Toronto Dominion Bank (TSE:TD) (NYSE:TD), a bank stock more commonly known as TD Bank, rolled out its earnings report earlier today, and by all accounts, the news was good. As a result, shares gained fractionally in Thursday afternoon’s trading.
TD Bank posted a first-quarter profit of C$2.82 billion, which was up against last year’s figure of C$1.58 billion. On a per-share basis, that equates to C$1.55 per share this year versus C$0.82 per share last year. Revenue was also on the rise, with the C$13.71 billion posted this year overmatching the C$12.2 billion realized a year ago.
Uncertainty and Concern
It wasn’t all good news for TD Bank, however. Reports noted that TD Bank’s provision for credit losses was on the rise, going from C$690 million a year prior to C$1 billion this year. Someone expects some losses in the future, and that, potentially, is a problem. In addition, adjusted earnings per share came in at C$2.00, compared with C$2.23 in the prior year. This equates to an adjusted net income of C$3.64 billion versus C$4.15 billion. While this did beat estimates of C$1.93 per share, it’s still a slowdown.

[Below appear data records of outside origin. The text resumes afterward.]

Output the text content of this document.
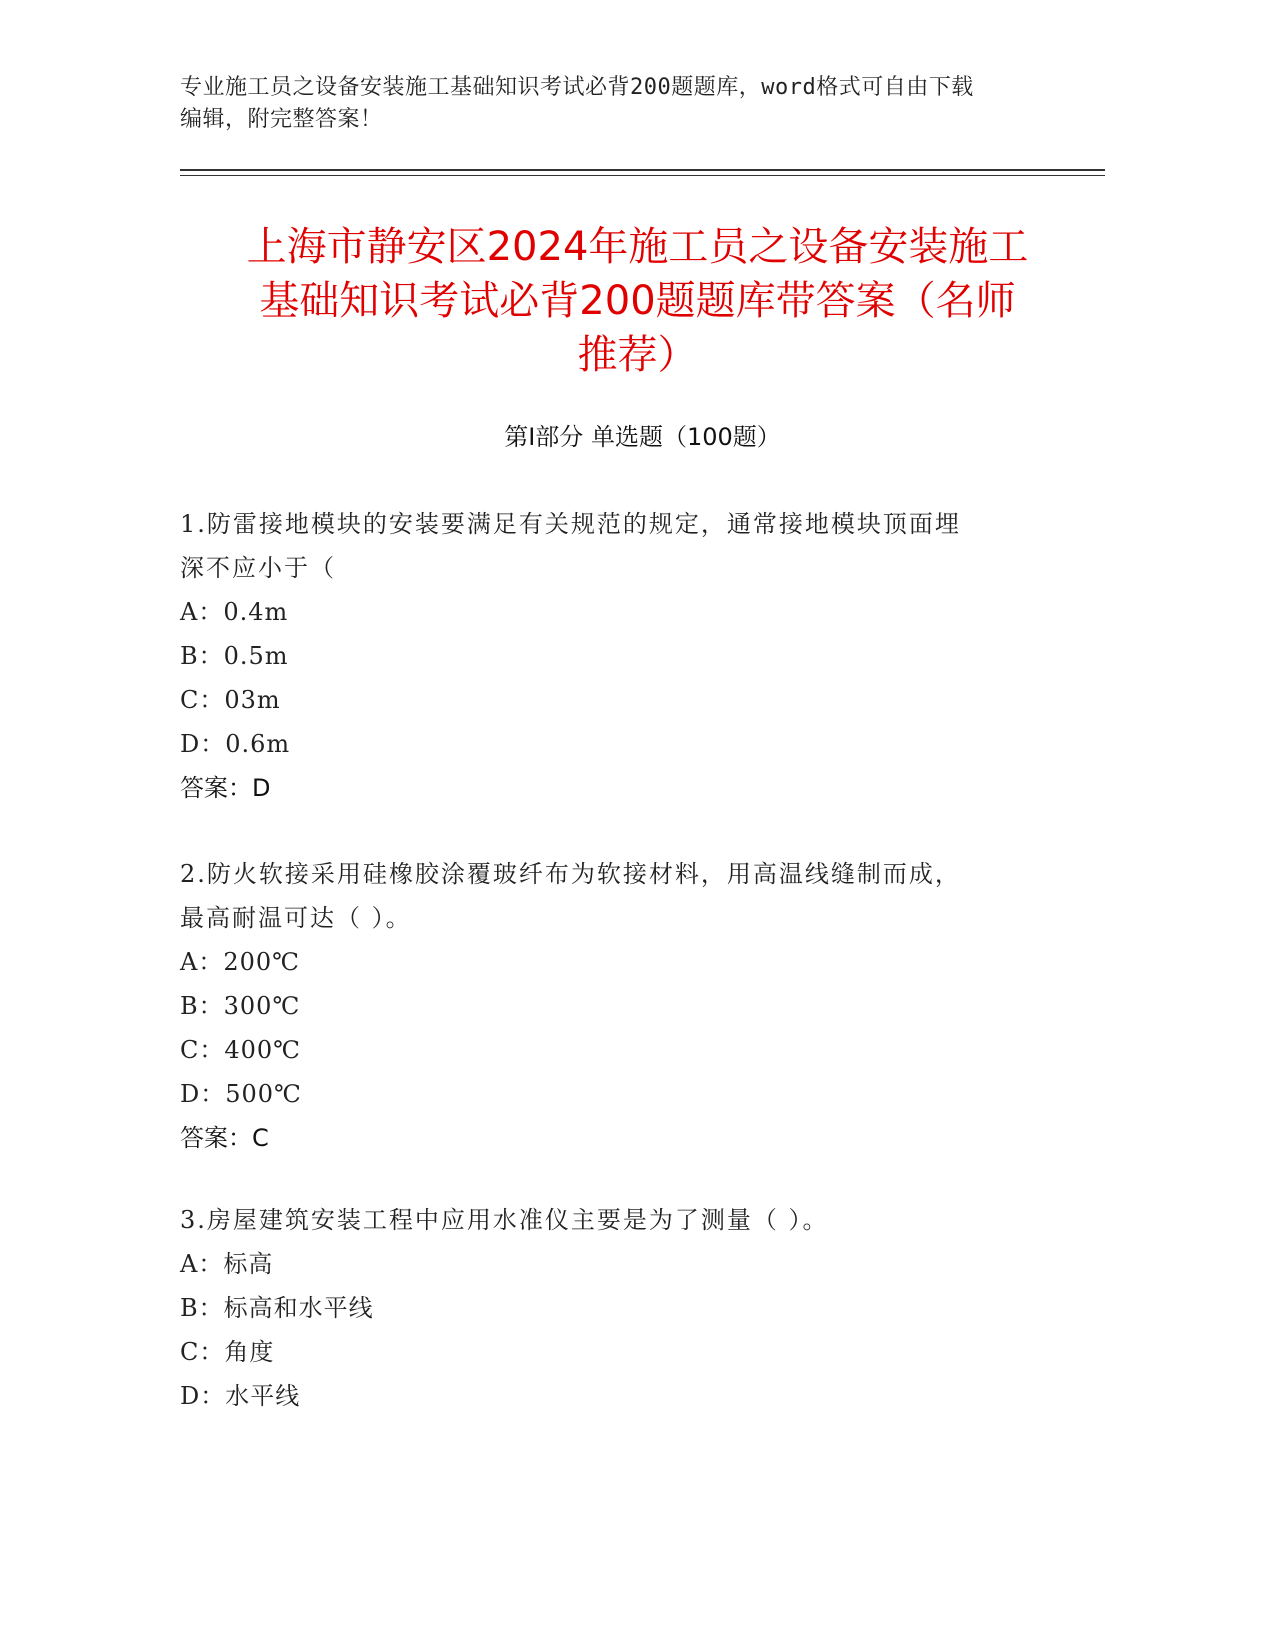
专业施工员之设备安装施工基础知识考试必背200题题库，word格式可自由下载
编辑，附完整答案！
上海市静安区2024年施工员之设备安装施工
基础知识考试必背200题题库带答案（名师
推荐）
第I部分 单选题（100题）

1.防雷接地模块的安装要满足有关规范的规定，通常接地模块顶面埋

深不应小于（

A：0.4m

B：0.5m

C：03m

D：0.6m

答案：D

2.防火软接采用硅橡胶涂覆玻纤布为软接材料，用高温线缝制而成，

最高耐温可达（ ）。

A：200℃

B：300℃

C：400℃

D：500℃

答案：C

3.房屋建筑安装工程中应用水准仪主要是为了测量（ ）。

A：标高

B：标高和水平线

C：角度

D：水平线
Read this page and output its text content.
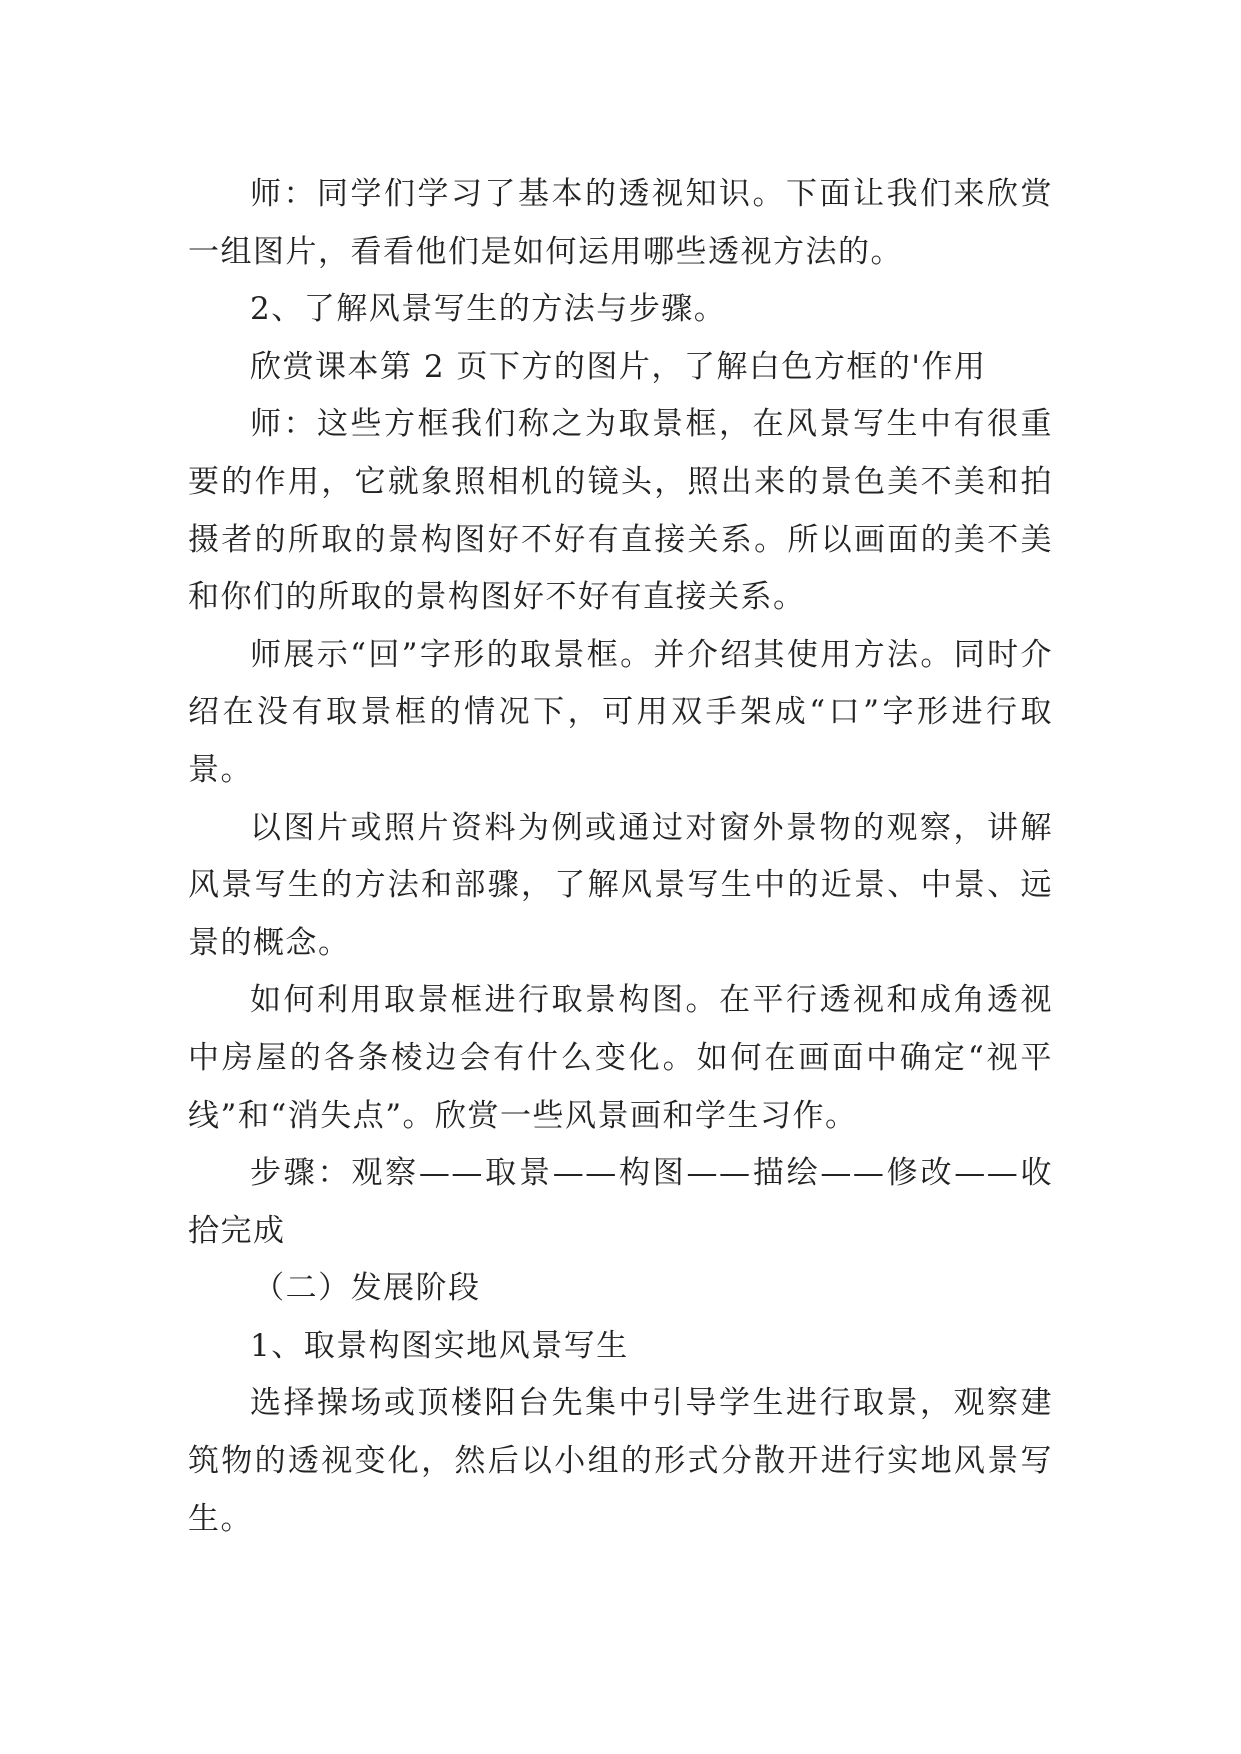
师：同学们学习了基本的透视知识。下面让我们来欣赏一组图片，看看他们是如何运用哪些透视方法的。

2、了解风景写生的方法与步骤。

欣赏课本第 2 页下方的图片，了解白色方框的'作用

师：这些方框我们称之为取景框，在风景写生中有很重要的作用，它就象照相机的镜头，照出来的景色美不美和拍摄者的所取的景构图好不好有直接关系。所以画面的美不美和你们的所取的景构图好不好有直接关系。

师展示“回”字形的取景框。并介绍其使用方法。同时介绍在没有取景框的情况下，可用双手架成“口”字形进行取景。

以图片或照片资料为例或通过对窗外景物的观察，讲解风景写生的方法和部骤，了解风景写生中的近景、中景、远景的概念。

如何利用取景框进行取景构图。在平行透视和成角透视中房屋的各条棱边会有什么变化。如何在画面中确定“视平线”和“消失点”。欣赏一些风景画和学生习作。

步骤：观察——取景——构图——描绘——修改——收拾完成

（二）发展阶段

1、取景构图实地风景写生

选择操场或顶楼阳台先集中引导学生进行取景，观察建筑物的透视变化，然后以小组的形式分散开进行实地风景写生。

Meanwhile, there’s some uncertainty around TD Bank right now, as there’s talk of a new CEO coming in. No one’s sure just who will be gunning for the top slot, and reports note that succession plans have been in the making since at least late 2023. But that level of uncertainty may prove troubling to investors, who might see it as a sinking ship.
Is TD a Buy or Sell?
Turning to Wall Street, analysts have a Moderate Buy consensus rating on TD stock based on four Buys and six Holds assigned in the past three months, as indicated by the graphic below. After a 4.28% loss in its share price over the past year, the average TD price target of C$88.80 per share implies 9.66% upside potential. However, it’s worth noting that estimates will likely change following today’s earnings report.